Over a third of UK employees fear their boss doesn’t care about their mental health

With an impending no-deal Brexit putting people’s jobs at risk and jeopardising financial stability, one in 10 are being driven to consult a GP over workplace stress and anxiety. Despite this, many don’t feel supported by their boss

As part of Mental Health awareness week the think tank, Parliament Street, wants to help shine a light on mental health issues that can arise in the workplace.

According to a research poll conducted by the Parliament Street, over one third (35%) of UK workers believe their employer ‘does not care’ about their mental or financial wellbeing. The poll, with participants of over 2,000 full-time UK workers in professional roles, examined pressures placed on employees as well as money worries and concerns over Brexit.

Disturbingly, four in 10 people admitted lying to family members and colleagues about their financial and mental wellbeing. Additionally, 16% confessed to consulting their GP over stress in the last six months.

A further 17% admitted calling a debt helpline and 23% said they had considered suicide over financial worries in the last six months.

Fears over the impact of a no-deal Brexit were revealed. Twenty-two per cent divulged that a no-deal scenario would put their job at risk. A further 40% said they are planning to take a second job at night to make ends meet.

The poll found 16% of respondents said they had gone over their credit card limit in the last six months, and 13% admitted to using a foodbank in the same period. A further nine per cent said they had stolen from their employer out of financial desperation.

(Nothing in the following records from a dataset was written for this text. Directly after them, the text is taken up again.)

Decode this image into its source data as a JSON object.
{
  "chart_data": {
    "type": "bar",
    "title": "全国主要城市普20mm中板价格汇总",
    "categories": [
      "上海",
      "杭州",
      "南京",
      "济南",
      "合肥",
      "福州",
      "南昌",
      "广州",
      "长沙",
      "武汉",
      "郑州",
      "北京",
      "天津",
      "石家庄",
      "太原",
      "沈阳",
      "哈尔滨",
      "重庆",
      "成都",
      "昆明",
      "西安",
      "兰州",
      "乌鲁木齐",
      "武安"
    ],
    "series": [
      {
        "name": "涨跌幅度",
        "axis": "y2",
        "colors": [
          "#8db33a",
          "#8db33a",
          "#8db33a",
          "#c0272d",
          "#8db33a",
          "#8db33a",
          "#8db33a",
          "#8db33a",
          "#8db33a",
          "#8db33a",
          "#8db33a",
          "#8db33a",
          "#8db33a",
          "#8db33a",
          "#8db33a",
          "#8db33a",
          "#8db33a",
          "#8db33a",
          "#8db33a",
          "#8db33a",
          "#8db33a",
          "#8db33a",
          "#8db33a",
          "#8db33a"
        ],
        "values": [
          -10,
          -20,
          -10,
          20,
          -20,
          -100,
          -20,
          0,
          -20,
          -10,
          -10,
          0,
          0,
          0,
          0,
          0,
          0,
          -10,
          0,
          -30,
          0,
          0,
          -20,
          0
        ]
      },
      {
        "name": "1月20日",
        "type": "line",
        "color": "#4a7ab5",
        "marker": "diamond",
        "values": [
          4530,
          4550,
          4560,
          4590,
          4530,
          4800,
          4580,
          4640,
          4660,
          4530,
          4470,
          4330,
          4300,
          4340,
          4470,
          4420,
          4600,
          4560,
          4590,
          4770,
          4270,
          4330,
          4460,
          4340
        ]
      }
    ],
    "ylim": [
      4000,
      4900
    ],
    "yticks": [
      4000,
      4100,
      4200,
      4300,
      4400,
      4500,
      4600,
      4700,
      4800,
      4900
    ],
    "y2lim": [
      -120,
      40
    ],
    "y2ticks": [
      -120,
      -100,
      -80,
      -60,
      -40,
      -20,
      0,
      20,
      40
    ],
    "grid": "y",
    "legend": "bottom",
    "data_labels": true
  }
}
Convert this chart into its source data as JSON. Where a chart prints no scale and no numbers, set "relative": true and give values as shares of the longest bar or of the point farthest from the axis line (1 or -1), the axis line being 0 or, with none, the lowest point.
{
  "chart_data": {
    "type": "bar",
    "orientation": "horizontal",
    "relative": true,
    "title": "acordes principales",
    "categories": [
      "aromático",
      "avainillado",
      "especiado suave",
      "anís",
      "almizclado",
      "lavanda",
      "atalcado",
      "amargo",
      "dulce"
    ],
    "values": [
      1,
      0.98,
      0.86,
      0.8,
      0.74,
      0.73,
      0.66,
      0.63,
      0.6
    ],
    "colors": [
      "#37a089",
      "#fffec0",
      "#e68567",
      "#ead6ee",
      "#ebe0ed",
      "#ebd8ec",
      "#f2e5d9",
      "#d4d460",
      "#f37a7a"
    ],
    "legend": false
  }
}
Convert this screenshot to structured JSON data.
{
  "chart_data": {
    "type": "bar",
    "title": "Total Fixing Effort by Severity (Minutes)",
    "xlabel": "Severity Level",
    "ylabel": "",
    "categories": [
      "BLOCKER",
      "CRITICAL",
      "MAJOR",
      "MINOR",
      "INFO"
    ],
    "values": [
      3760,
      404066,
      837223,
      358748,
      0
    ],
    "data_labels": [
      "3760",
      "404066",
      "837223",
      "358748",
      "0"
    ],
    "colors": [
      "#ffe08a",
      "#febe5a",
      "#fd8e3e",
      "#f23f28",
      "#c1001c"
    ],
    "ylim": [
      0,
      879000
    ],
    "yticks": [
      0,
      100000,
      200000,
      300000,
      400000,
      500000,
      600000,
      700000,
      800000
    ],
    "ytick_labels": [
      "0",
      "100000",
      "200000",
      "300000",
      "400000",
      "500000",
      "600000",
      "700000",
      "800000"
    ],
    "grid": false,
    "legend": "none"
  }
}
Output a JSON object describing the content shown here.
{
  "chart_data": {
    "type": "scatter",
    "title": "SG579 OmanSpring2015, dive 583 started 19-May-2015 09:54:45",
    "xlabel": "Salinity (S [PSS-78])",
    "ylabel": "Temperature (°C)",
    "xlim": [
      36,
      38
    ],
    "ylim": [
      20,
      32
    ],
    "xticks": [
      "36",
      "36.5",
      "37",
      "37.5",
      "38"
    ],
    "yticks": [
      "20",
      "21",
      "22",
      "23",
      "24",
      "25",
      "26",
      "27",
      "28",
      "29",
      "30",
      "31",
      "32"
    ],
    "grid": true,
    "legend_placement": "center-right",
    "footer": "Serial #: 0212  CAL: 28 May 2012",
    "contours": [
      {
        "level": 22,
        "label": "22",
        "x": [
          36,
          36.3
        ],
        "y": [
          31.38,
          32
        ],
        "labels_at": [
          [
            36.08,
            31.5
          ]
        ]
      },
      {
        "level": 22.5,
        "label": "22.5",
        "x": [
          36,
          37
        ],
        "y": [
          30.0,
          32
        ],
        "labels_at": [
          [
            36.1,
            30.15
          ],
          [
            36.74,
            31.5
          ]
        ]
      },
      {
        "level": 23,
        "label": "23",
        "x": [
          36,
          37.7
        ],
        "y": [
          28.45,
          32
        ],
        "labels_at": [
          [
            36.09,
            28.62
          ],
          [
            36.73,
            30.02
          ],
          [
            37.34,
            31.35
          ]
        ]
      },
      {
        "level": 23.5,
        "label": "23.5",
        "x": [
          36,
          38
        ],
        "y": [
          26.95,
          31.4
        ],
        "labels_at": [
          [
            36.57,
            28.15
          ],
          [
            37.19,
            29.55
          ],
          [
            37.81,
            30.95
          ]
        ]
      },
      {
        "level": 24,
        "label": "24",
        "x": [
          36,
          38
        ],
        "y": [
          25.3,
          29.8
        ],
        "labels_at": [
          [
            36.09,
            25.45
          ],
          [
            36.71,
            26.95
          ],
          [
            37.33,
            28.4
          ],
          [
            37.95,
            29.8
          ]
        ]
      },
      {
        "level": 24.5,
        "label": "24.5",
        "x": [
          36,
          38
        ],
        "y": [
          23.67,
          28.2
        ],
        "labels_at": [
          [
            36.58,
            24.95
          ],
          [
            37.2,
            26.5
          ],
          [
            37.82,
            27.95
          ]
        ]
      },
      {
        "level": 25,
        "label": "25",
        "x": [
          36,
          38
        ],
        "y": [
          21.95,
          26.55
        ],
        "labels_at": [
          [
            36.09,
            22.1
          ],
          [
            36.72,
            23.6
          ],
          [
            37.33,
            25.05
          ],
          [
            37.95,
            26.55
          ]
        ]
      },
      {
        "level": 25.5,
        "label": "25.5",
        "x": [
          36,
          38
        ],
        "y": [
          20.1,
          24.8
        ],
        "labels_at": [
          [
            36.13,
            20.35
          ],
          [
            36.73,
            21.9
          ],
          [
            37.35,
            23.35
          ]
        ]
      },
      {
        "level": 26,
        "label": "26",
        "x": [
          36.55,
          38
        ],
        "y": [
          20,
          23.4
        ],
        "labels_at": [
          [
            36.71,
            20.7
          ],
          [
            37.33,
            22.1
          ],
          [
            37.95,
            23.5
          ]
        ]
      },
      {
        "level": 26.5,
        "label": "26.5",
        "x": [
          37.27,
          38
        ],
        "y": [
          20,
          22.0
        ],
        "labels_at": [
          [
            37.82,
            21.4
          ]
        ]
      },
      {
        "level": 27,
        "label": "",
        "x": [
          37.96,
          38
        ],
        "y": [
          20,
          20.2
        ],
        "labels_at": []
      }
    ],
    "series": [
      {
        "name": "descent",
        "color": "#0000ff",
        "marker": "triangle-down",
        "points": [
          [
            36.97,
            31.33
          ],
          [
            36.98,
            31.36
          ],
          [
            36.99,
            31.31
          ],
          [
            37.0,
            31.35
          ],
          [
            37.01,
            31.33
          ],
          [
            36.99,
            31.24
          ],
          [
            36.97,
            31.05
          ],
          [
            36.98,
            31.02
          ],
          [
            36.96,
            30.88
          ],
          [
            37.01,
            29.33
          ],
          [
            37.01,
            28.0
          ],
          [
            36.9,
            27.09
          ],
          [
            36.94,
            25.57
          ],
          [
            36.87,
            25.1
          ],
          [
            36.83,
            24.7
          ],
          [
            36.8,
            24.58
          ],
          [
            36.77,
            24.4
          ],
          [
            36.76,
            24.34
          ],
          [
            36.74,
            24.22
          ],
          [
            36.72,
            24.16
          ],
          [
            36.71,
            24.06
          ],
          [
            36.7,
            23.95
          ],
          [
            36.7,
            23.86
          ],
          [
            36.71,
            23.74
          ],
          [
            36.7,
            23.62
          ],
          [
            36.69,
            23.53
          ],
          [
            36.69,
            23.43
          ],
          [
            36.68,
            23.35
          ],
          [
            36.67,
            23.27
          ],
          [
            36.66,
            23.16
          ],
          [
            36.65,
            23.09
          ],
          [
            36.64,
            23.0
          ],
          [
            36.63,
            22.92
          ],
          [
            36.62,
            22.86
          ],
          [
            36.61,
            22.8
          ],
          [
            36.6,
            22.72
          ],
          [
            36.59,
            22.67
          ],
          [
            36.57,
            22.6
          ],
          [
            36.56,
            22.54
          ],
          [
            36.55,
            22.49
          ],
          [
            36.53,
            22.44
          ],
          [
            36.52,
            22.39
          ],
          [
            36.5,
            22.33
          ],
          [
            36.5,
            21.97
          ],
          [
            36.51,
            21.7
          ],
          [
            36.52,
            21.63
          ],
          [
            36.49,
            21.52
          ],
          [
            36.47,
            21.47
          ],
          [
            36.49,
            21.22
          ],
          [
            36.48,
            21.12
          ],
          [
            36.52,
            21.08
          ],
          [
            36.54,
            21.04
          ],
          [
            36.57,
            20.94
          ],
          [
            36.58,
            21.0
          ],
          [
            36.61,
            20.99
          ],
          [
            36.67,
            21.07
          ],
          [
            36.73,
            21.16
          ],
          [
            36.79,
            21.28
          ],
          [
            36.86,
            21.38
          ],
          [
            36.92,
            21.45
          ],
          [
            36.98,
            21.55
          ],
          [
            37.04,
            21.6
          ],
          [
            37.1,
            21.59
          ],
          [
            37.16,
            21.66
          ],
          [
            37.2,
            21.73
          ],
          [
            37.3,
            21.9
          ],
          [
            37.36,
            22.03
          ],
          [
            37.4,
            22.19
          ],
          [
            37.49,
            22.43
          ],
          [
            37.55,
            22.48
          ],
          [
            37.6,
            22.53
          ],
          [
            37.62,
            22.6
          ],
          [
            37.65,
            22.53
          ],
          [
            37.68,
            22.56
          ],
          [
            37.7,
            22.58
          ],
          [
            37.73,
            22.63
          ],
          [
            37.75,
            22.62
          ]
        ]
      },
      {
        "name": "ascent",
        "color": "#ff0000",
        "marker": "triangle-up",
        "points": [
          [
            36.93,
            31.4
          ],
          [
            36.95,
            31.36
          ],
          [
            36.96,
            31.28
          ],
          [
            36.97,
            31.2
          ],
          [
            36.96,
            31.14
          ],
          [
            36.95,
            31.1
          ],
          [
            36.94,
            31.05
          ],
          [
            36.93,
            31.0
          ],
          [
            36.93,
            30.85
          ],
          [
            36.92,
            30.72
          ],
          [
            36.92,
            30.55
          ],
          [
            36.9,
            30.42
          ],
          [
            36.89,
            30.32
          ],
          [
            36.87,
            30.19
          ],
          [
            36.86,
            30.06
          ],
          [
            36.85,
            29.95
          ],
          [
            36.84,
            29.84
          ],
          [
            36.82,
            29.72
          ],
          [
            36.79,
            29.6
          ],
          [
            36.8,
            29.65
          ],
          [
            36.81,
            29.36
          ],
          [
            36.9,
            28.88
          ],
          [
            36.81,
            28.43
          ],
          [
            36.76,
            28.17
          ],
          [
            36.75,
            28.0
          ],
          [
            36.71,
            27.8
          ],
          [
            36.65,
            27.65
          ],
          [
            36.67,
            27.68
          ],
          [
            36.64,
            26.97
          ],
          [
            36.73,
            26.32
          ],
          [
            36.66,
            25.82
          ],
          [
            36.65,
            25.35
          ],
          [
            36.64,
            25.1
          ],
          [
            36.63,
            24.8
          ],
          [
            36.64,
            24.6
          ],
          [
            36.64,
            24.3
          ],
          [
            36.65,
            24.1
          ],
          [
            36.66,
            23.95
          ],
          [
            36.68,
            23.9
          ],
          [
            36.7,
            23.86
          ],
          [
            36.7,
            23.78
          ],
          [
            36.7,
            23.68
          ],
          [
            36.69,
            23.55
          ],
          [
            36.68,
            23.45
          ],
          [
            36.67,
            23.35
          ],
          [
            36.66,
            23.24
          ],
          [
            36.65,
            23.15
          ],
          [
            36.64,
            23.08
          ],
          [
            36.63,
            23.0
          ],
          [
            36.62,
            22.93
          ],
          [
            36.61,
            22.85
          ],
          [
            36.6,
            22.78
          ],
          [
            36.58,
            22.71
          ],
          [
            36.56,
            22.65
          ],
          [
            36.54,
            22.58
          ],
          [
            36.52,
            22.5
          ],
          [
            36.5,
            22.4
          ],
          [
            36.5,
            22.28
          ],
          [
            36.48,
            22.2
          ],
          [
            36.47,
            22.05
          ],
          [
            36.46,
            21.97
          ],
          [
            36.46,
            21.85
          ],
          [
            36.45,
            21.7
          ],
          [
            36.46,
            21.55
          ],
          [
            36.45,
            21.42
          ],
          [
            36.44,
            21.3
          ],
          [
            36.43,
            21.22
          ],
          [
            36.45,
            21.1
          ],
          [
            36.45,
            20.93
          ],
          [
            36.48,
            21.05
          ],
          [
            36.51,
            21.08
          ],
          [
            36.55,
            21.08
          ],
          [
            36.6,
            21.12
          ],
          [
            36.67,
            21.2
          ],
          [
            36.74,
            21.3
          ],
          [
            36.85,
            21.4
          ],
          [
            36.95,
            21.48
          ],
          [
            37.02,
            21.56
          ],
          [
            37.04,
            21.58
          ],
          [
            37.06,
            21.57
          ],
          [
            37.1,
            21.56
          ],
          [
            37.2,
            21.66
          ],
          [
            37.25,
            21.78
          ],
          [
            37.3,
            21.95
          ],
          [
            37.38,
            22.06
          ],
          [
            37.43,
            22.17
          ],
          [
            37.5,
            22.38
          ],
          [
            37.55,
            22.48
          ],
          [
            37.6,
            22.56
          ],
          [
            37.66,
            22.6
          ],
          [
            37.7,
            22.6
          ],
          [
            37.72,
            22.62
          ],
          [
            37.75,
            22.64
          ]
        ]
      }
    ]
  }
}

Derrick Farrell, CEO at Vita Health Group, said: “These figures paint a surprising picture of the state of mental health support systems for UK workers. Anyone, whatever their financial or personal circumstances, can find themselves faced with depression, anxiety or other illnesses, which all too often go untreated.

“It’s critical that employers invest in the highest standards of professional support, including employee assistance programmes, which can help tackle these challenges as well as ensuring every member of staff has access to the care they need.”

It is clear that better communication needs to exist between bosses and their employees, making the work environment a supportive place which welcomes the discussion of mental health instead of shunning it. We hope this research conducted by the Parliament Street think tank might kick-start the conversation.